We never make a big deal big out of new years. We have always stayed at home. We have a simple meal, watch a movie, have a nice bottle of wine and count down the year with each other and the cats. Yes, we have three cats. We usually put funny hats on the cats and take pictures of the cats to post on Facebook. We also make resolutions that we quickly go about breaking because the resolutions are to grandiose.
This year the first resolution is KEEP IT SIMPLE.
1) Keep it simple, by that don’t try to make everything I do into some major event or giant project. Example, we are readying our house to sell so instead of going all Martha Stewart on our house we will clean it and then look with critical eyes at the house and if something needs to be replaced or fixed in order to sell the house we will do it in the greenest way possible and we will recycle everything we take out of the house.
2) Keep it simple, time to begin thinking about what I will be doing in retirement. We are downsizing everything: house, material goods getting rid of the clutter, car, and moving to a more walkable community, but we are not going to stress over the move. Keeping it simple means that everything does not have to be done yesterday, today or even tomorrow. Like we say on UGA GreenWay one step at a time. If we take our time over the next seven months we can do this the right way and we can Keep It Simple. By the way anyone want a futon?
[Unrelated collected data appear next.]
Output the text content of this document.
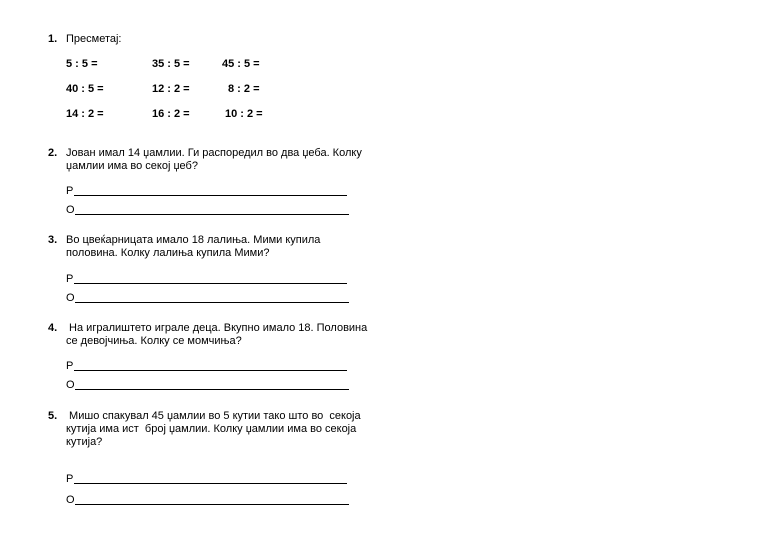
1. Пресметај:
5 : 5 =	35 : 5 =	45 : 5 =
40 : 5 =	12 : 2 =	8 : 2 =
14 : 2 =	16 : 2 =	10 : 2 =
2. Јован имал 14 џамлии. Ги распоредил во два џеба. Колку
џамлии има во секој џеб?
Р
О
3. Во цвеќарницата имало 18 лалиња. Мими купила
половина. Колку лалиња купила Мими?
Р
О
4. На игралиштето играле деца. Вкупно имало 18. Половина
се девојчиња. Колку се момчиња?
Р
О
5. Мишо спакувал 45 џамлии во 5 кутии тако што во  секоја
кутија има ист  број џамлии. Колку џамлии има во секоја
кутија?
Р
О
3) Keep it simple, health is very important, but stressing over every new article in every magazine or everything we hear on the news is no way to live. Keep it simple in health means drink more water, eat more vegetables, take more walks, and get more sleep. It is about living a life that is balanced and it is about enjoying life. Thank goodness I can check in with my county agent on how to eat healthy or how to go online to sign up for Walk Georgia.
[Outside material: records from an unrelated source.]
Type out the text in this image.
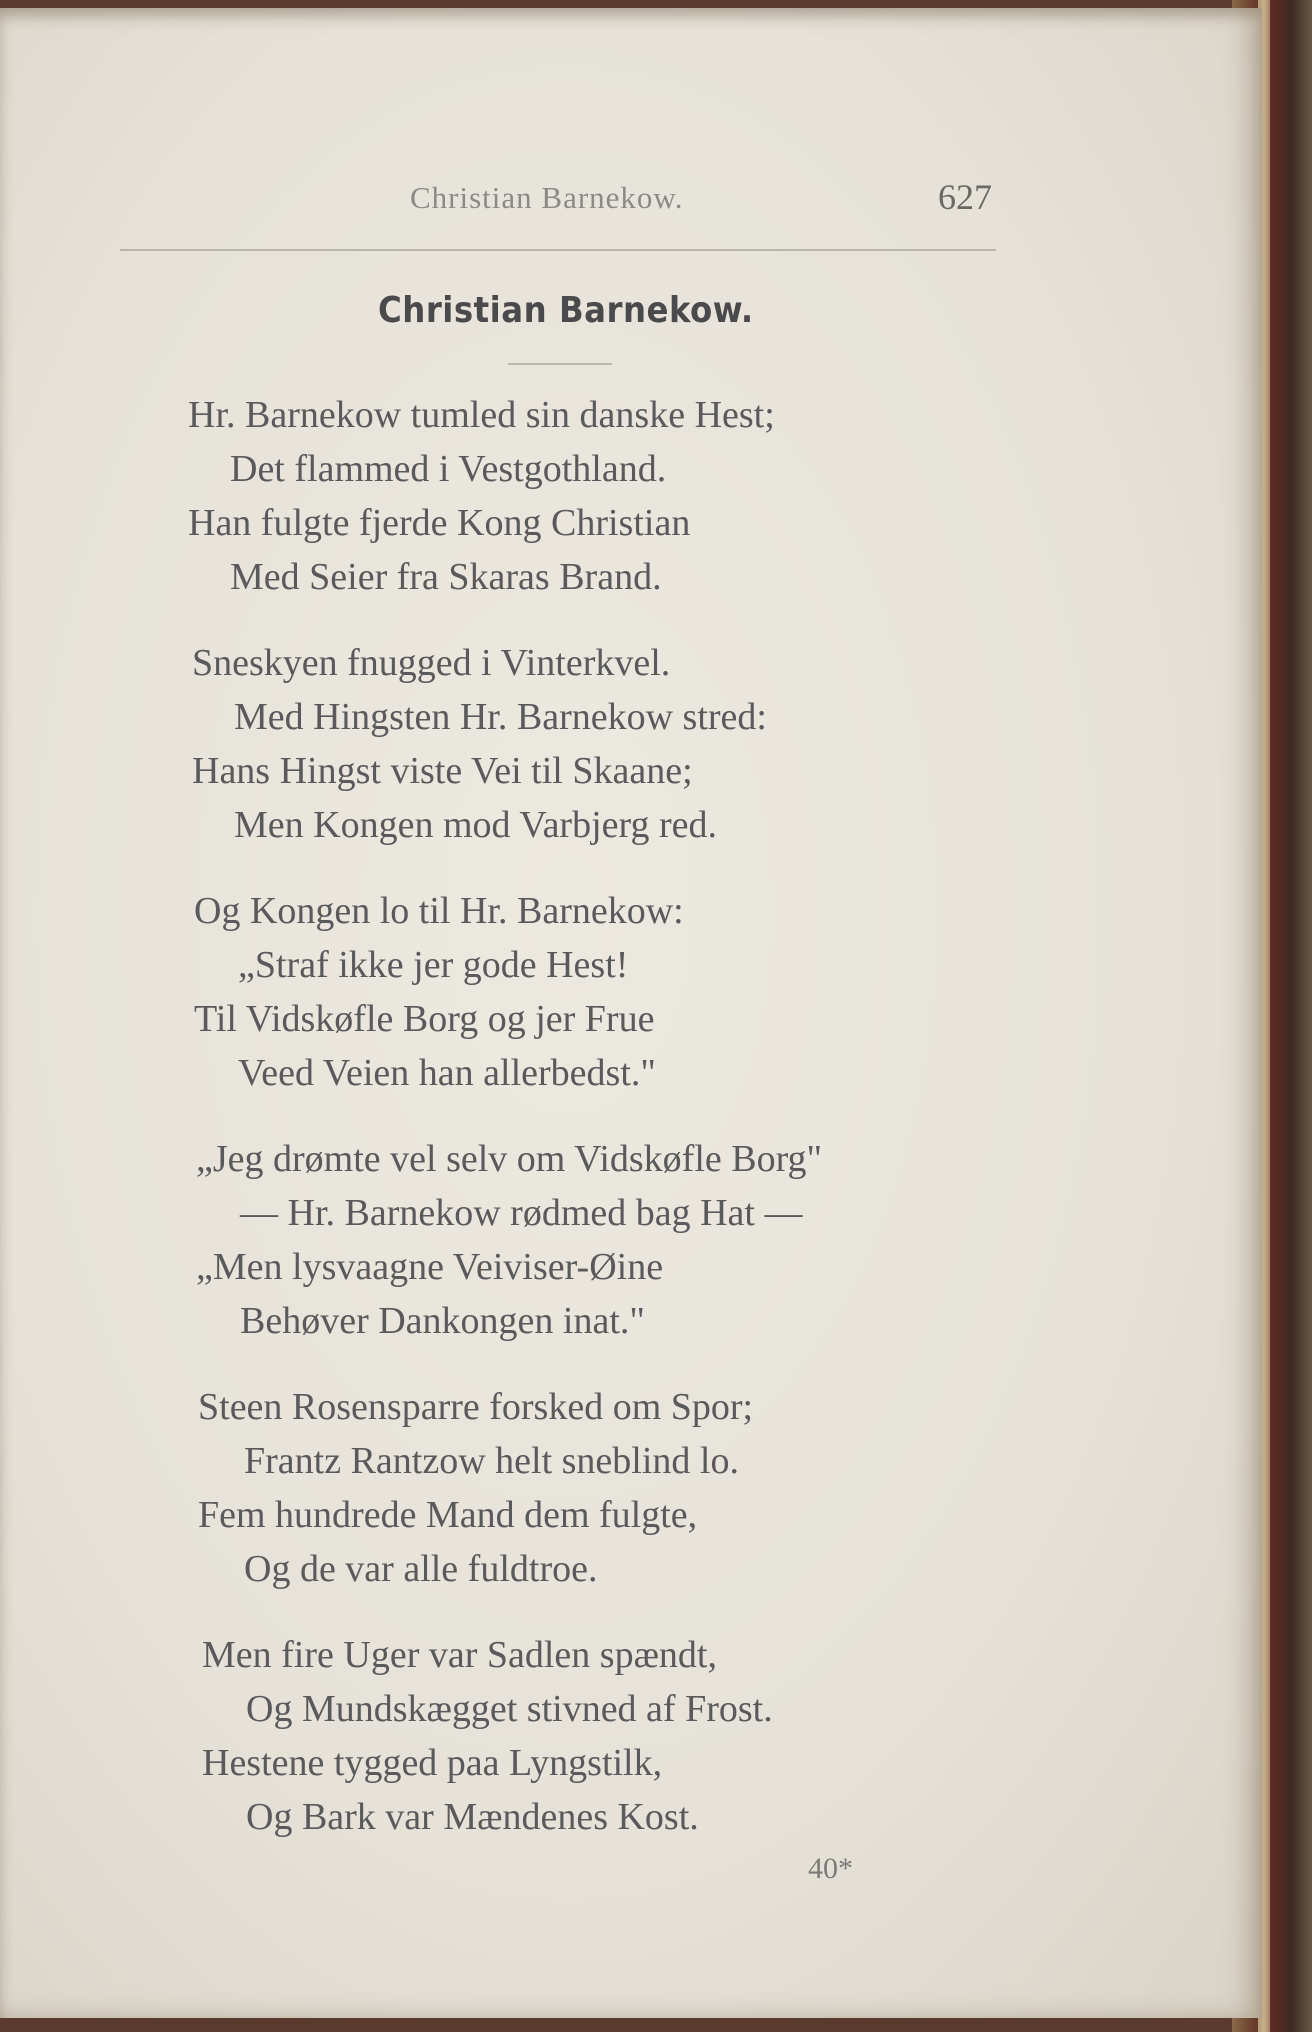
Christian Barnekow.	627
Christian Barnekow.
Hr. Barnekow tumled sin danske Hest;
Det flammed i Vestgothland.
Han fulgte fjerde Kong Christian
Med Seier fra Skaras Brand.
Sneskyen fnugged i Vinterkvel.
Med Hingsten Hr. Barnekow stred:
Hans Hingst viste Vei til Skaane;
Men Kongen mod Varbjerg red.
Og Kongen lo til Hr. Barnekow:
„Straf ikke jer gode Hest!
Til Vidskøfle Borg og jer Frue
Veed Veien han allerbedst."
„Jeg drømte vel selv om Vidskøfle Borg"
— Hr. Barnekow rødmed bag Hat —
„Men lysvaagne Veiviser-Øine
Behøver Dankongen inat."
Steen Rosensparre forsked om Spor;
Frantz Rantzow helt sneblind lo.
Fem hundrede Mand dem fulgte,
Og de var alle fuldtroe.
Men fire Uger var Sadlen spændt,
Og Mundskægget stivned af Frost.
Hestene tygged paa Lyngstilk,
Og Bark var Mændenes Kost.
40*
4) Keep it simple, reduce consumption to simplify recycling. If we just cut the amount of stuff we buy we can cut down how much we throw away. In a lifetime, an average American, someone like you or me will throw away 600 times our weight and that averages out to around 90,000 pounds of garbage. If we recycle we can take care of a lot of that garbage but according to Anthropologist Dr. William Rathje, recycling has its limits. Dr. Rathje says that recycling is critical but the real key to solving our garbage problem is reducing consumption. Putting it another way, Keep it simple buy less stuff then you have less to throw away.